'I did it for my mom'

'I did it for my mom'

You were saying cricket was just a job, so how did you start playing it?

I started playing cricket because of my mother. She’s got three sons and she always wanted one of us to be a cricketer. My older brother used to play club cricket, but he then migrated to the US at a very early age. I was next in line and my mother basically forced me to play cricket. Then I tried to please her and the rest is history.
I was selected to play for the West Indies to play in an ODI at Jamaica in 1988. The day before we left for Jamaica, I was still playing basketball. It took me two years to realise this could be my profession.

Was it tough to break into the Windies team coming, from a smaller island like Antigua?

It was very difficult to get into the West Indies team from Antigua. There have been a lot of great cricketers who we thought would have made the West Indies team. In those days, they looked only at Jamaica, Barbados, Trinidad and Guyana. They never considered us from Antigua, the Leeward Islands and the Windward Islands until Andy Roberts made the team in the early seventies. And since then, Antiguans started to get selected quite often, like Viv (Richards), Eldine Baptiste, Richie Richardson and a few of us.

Tell us about your relationship with Courtney Walsh…

Walshy and I didn’t start off as friends. He was there four years before I came. I came into the team at the retirement of Garner and Holding, and they started comparing me with Garner. He was the Big Bird, so I became the Little Bird. I didn’t want to be the weak link in the team. My friendship with Walsh started two years after that, when we became room-mates.

We became good friends because he loved cricket. It was his life, and for me it was a mere job. We were different. In fact, Dessi (Haynes) said to me that he had never met a cricketer like me because I don’t talk cricket like some other guys who talk cricket at breakfast, lunch and dinner.

The toughest batsman you bowled at…

David Boon. You have some batsmen who you can look at the eyes and rattle, but never with Boon. Steve Waugh was very tough.  At times, he could look out of sorts. But I can tell you, he’s not going to surrender.

You remember that battle with Waugh in the 1995-96 series?

I am not usually like that. That particular series in 1995, we were in danger of losing our No 1 status. I believe I got a little frustrated. He said something to me that I didn’t like. But it started right there on the pitch and ended right there. Yeah I wanted to hit him then.

Sad to see the state of affairs in WI cricket…

I played two years more than I expected.
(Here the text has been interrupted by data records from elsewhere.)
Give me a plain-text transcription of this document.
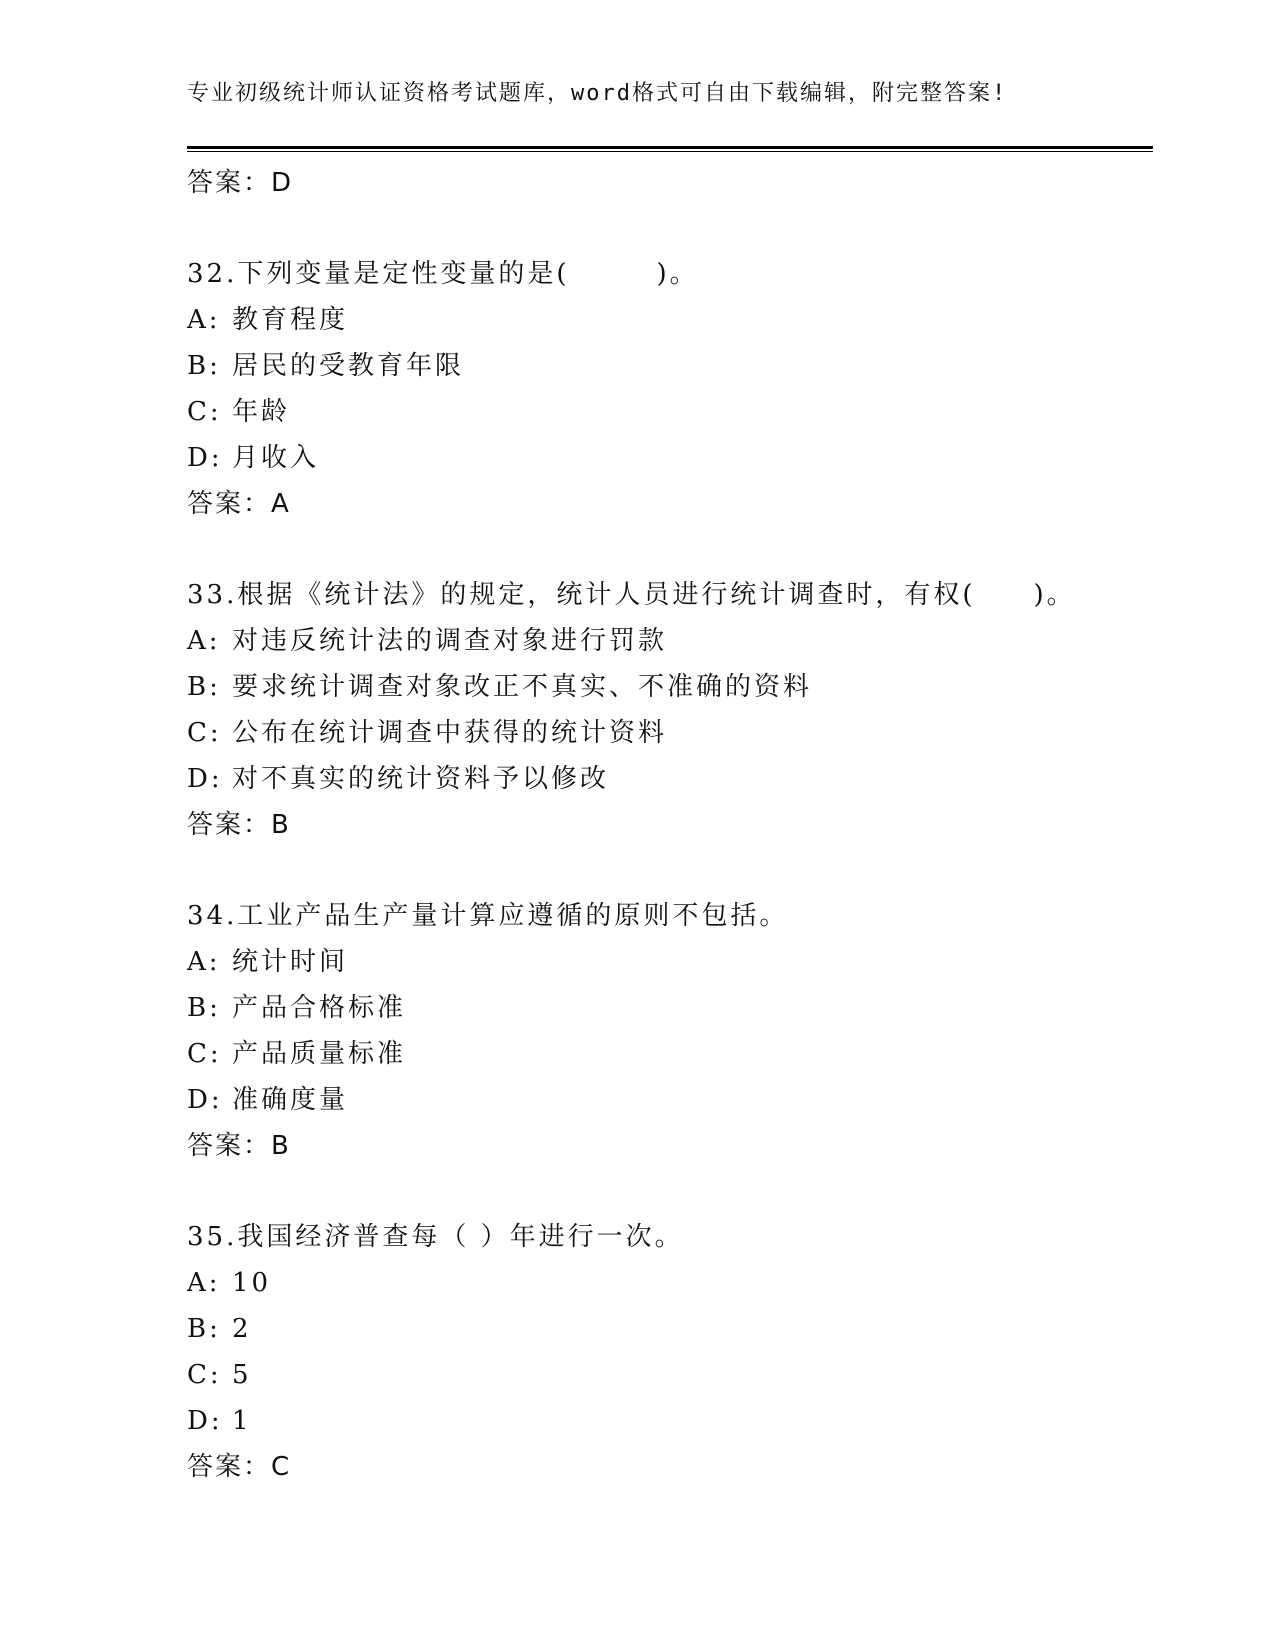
专业初级统计师认证资格考试题库，word格式可自由下载编辑，附完整答案!
答案：D
32.下列变量是定性变量的是(　　　)。
A: 教育程度
B: 居民的受教育年限
C: 年龄
D: 月收入
答案：A
33.根据《统计法》的规定，统计人员进行统计调查时，有权(　　)。
A: 对违反统计法的调查对象进行罚款
B: 要求统计调查对象改正不真实、不准确的资料
C: 公布在统计调查中获得的统计资料
D: 对不真实的统计资料予以修改
答案：B
34.工业产品生产量计算应遵循的原则不包括。
A: 统计时间
B: 产品合格标准
C: 产品质量标准
D: 准确度量
答案：B
35.我国经济普查每（ ）年进行一次。
A: 10
B: 2
C: 5
D: 1
答案：C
I wanted to retire in 1998. I just had enough, and I need a new challenge in life and I was getting fed up of cricket. Walshy told me: ‘Man, we can’t leave now. We have to nurture these young fast bowlers. If we leave now, it could be worse’. And I said for the sake for West Indies cricket, I will hang on longer. I spent two years trying to teach these guys, and Walshy spent an extra year. But it didn’t work and now it’s getting worse all the time. I don’t see when it’s gonna change for the better.